El estatuto legal de la mujer ha permanecido más o menos inmutable desde comienzos del siglo XV hasta el XIX; pero, en las clases privilegiadas, su situación concreta evoluciona. El Renacimiento italiano es una época de individualismo que se muestra propicio a la eclosión de todas las personalidades fuertes, sin distinción de sexos. Se encuentran en el mismo mujeres que son poderosas soberanas, como Juana de Aragón, Juana de Nápoles, Isabel de Este; otras fueron aventureras «condottieras», que tomaron las armas igual que los hombres: así, la mujer de Giralomo Riario luchó por la libertad de Forli; Hippolita Fioramenti mandó las tropas del duque de Milán, y durante el sitio de Pavía condujo a las murallas a una compañía de grandes damas. Para defender a su ciudad contra Montluc, las sienesas constituyeron tres tropas de tres mil mujeres cada una, mandadas por mujeres. Otras italianas se hicieron célebres por su cultura o su talento, tales como Isara Nogara, Verónica Gambara, Gaspara Stampara, Vittoria Colonna (que fue amiga de Miguel Ángel) y, sobre todo, Lucrecia Tornabuoni, madre de Lorenzo y Juliano de Médicis, que escribió, entre otras cosas, himnos y una vida de San Juan Bautista y de la Virgen. Entre aquellas mujeres distinguidas están en mayoría las cortesanas; uniendo a la libertad de las costumbres la del espíritu y, asegurándose con el ejercicio de su oficio una autonomía económica, muchas de ellas eran tratadas por los hombres con deferente admiración; protegían las artes, se interesaban por la literatura, la filosofía, y frecuentemente ellas mismas escribían o pintaban: Isabel de Luna, Catarina di San Celso, Imperia, que era poetisa y música, renuevan la tradición de Aspasia y de Friné. Para muchas, sin embargo, la libertad solo toma todavía la figura de la licencia: las orgías y los crímenes de las grandes damas y de las cortesanas italianas son legendarios.
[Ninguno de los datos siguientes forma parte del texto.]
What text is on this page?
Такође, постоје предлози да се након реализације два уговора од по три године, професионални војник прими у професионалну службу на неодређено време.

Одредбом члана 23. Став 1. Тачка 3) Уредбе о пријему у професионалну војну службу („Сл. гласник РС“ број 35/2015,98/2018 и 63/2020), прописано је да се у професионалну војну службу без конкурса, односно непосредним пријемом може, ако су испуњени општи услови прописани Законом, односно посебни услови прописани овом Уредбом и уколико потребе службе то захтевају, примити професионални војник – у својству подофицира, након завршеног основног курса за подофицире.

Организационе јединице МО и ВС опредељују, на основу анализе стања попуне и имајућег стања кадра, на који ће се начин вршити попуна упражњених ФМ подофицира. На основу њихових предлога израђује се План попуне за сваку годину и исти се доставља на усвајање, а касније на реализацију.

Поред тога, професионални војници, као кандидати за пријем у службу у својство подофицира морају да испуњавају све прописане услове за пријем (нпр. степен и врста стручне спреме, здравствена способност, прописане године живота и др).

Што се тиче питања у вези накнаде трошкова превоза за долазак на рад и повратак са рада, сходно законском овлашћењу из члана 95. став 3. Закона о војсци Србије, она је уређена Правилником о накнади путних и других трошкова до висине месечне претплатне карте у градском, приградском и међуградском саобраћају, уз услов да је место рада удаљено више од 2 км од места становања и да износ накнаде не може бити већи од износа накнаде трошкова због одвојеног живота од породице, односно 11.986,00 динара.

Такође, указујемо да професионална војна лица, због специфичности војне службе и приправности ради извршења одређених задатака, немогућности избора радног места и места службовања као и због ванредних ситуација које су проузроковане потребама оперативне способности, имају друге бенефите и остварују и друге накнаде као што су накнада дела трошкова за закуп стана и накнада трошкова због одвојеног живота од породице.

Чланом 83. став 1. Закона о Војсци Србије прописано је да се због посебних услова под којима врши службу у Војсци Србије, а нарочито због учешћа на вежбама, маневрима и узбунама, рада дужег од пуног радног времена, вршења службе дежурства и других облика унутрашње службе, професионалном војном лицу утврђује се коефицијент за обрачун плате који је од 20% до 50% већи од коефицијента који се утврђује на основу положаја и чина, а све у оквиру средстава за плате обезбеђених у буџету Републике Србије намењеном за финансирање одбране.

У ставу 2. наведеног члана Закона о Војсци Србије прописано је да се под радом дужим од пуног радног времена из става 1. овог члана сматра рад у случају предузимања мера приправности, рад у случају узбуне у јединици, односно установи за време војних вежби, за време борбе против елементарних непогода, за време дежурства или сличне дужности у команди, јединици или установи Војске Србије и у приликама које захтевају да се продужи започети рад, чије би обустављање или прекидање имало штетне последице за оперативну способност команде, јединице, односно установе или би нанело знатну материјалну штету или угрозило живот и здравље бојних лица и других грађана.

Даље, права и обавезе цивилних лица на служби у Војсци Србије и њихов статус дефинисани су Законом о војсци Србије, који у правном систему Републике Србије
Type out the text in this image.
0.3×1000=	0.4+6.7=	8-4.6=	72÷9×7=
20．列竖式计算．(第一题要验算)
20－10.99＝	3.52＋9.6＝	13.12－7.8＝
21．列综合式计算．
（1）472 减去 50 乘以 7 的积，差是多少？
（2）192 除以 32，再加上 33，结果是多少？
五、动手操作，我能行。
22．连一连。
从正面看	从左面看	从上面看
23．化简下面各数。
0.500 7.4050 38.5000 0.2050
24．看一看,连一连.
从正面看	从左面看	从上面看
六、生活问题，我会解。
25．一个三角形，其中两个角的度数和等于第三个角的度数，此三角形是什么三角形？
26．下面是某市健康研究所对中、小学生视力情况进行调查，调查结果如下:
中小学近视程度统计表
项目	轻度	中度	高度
Esta licencia es también la principal libertad que se encuentra en los siglos siguientes entre las mujeres a quienes su rango o su fortuna emancipan de la moral al uso, la cual sigue siendo en general tan rigurosa como en la Edad Media.

En cuanto a las realizaciones positivas, todavía no le son posibles más que a un número muy reducido. Las reinas siempre son mujeres privilegiadas: Catalina de Médicis, Isabel de Inglaterra, Isabel la Católica son grandes soberanas. También se hacen venerar algunas grandes figuras de santas. El asombroso destino de Santa Teresa de Jesús se explica más o menos de la misma manera que el de Santa Catalina: de su confianza en Dios extrae una sólida confianza en sí misma; al llevar al punto más elevado las virtudes que convienen a su estado, se asegura el apoyo de sus confesores y del mundo cristiano: puede superar la condición común de una religiosa; funda monasterios, los administra, viaja, emprende, persevera con el denuedo aventurero de un hombre; la sociedad no le opone obstáculos; ni siquiera escribir es una audacia: sus confesores se lo ordenan. Santa Teresa pone brillantemente de manifiesto que una mujer puede subir tan alto como un hombre cuando, por un sorprendente azar, se le presentan las mismas oportunidades que a un hombre.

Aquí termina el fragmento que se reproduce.